Civil litigation, when you think about it, is, in a sense, the re-telling of stories. Whether it is a car accident, a patented invention, a business transaction gone bad, or what have you, the job of trial lawyers, you might say, is to make sense of the events, to explain to a judge or jury what actually happened.
So, to what extent do we care about the evolving thought processes, scribbled notes, or drafts of trial counsel? They’re not normally at the accident scene or “at the scene of the crime at the time of the crime,” you might say (with a few very rare interesting exceptions).
Maybe trial lawyers should be the unseen medium through whom the story is told, and should not become the story itself? Do we really care about the story-tellers, and their private thoughts and perspectives? In fact, it seems we do care and care quite a lot.
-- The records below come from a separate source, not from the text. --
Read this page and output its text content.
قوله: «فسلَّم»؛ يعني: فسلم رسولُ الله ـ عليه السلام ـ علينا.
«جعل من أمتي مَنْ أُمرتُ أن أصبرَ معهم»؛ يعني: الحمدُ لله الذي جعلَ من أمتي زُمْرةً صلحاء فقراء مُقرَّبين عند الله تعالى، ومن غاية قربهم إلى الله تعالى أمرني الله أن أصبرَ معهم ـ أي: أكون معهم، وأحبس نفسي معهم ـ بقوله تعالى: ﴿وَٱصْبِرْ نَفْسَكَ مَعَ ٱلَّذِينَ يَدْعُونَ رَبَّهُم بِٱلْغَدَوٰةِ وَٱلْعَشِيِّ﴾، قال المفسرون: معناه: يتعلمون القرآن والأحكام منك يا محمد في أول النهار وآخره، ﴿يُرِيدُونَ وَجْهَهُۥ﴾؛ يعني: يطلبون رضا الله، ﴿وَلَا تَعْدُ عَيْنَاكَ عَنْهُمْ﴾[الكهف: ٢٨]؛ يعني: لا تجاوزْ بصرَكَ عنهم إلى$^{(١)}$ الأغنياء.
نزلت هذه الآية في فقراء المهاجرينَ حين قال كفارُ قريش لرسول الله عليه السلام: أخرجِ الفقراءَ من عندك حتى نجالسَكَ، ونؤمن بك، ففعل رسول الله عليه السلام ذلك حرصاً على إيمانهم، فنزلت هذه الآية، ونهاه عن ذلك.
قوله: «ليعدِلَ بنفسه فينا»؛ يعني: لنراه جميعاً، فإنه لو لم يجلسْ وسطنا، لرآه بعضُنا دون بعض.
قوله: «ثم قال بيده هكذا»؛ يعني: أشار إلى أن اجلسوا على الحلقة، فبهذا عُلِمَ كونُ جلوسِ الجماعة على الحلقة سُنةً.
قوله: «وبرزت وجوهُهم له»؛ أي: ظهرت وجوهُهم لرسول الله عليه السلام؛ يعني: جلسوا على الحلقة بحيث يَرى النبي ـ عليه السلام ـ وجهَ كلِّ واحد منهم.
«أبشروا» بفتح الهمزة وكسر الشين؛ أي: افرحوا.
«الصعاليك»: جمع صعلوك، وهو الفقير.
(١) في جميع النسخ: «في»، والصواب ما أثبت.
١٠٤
In the Buca v. Faegre & Benson (n/k/a Faegre Baker Daniels) legal malpractice litigation, plaintiff Buca’s claim is that the Faegre lawyers fouled up the sale of Buca-owned restaurants and allegedly accidentally forgot to get Buca, the seller, off of the leases for restaurants sold (previously covered on Minnesota Litigator here).
There are Buca lawyers’ notes about witness meetings and draft affidavits of non-parties in the context of the malpractice lawsuit that counsel for Faegre’s trial lawyers now seek access to. Buca’s lawyers, Bill Skolnick and Rusty Cargill, of Skolnick & Shiff, P.A., on the other hand, seek to shield these materials as core attorney work product, immune from discovery.
To hear counsel for the Faegre firm tell it, (Bob Weinstine, Brooks Poley, and Brent Lorentz from Winthrop & Weinstine) the lawyers’ papers are critical in determining just what happened in the problematic underlying restaurant sale transaction.
It has always struck this author as puzzling, though, that notes and drafts are deemed particularly important when set against the final versions — that is, witnesses’ sworn testimony (whether in the form of written affidavits or live testimony). This view if an important distinction is supported by recent changes to Federal discovery rules with regard to drafts of expert reports and trial lawyer chatter with experts. These are now expressly protected trial protection materials (Fed. R. Civ. P. 26(b)(4)(B) & (C)). What matters are the ideas expressed in experts’ final reports, not what ends up on the cutting room floor. The completed opinion is the final crystallization of the expert’s opinions and analysis.
On the other hand, certainly if one had exhaustive notes reflecting a witness saying, “The light was red,” this might cause one to question same witnesses sworn testimony that the light was green. On the other hand, even then, one is sworn testimony and the other is hearsay (in the common non-legal sense, at least).
There are clearly good arguments on both sides but the risk of the underlying facts being overshadowed and obscured, rather than elucidated, by later litigation-related “evidence” is real.